The court took a cautious approach to its interpretation of the clause restricting set off, again highlighting the importance of the requirement for clear and unambiguous wording, particular in circumstances such as here where the clause was asymmetrical.

Clause 8.10 provides that payment “shall be made in full without withholding deduction or set off, including in respect of taxes, charges and other duties” (emphasis added). The court agreed with Pinewood that it was clear from the use of the word “including,” that “taxes, charges and other duties” are not exhaustive of the items which may not be withheld, deducted or set off against user account fees. It was also well established that “set off” meant both legal and equitable set off.

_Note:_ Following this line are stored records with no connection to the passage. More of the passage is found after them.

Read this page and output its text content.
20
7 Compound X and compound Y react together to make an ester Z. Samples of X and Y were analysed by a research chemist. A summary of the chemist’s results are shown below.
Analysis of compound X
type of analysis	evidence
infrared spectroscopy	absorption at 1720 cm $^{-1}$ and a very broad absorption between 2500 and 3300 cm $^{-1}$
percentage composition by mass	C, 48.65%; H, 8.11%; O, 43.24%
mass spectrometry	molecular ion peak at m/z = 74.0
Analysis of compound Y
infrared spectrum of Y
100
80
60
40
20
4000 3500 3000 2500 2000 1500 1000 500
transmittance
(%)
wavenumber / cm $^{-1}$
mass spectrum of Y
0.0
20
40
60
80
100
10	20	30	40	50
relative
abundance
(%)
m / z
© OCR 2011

The court therefore granted reverse summary judgment in favour of Pinewood and summary judgment on their counterclaim. 

Why is this important?

It confirms what we have seen with a whole host of judgments this year, the court will approach the exercise of construing an exclusion clause using the ordinary methods of contractual interpretation and on the basis that commercial parties are free to make their own bargains and to allocate risks as they think fit. In commercial contracts negotiated between business-people capable of looking after their own interests and of deciding how risks inherent in various kinds of contract can be economically borne, courts are reluctant to place a strained construction on words in an exclusion clause.

Any practical tips?

When structuring and negotiating an exclusion clause in a contract, consider:

  • specifically referring to what kind of loss or expenditure is limited or excluded
  • using clear and unambiguous wording
  • setting out any exceptions to the exclusion clause to avoid uncertainty
  • once negotiations are complete, read the words of the exclusion clause in the context of the whole exclusion clause, the contract as a whole, and the material background and circumstances applicable at the time the agreement was entered into.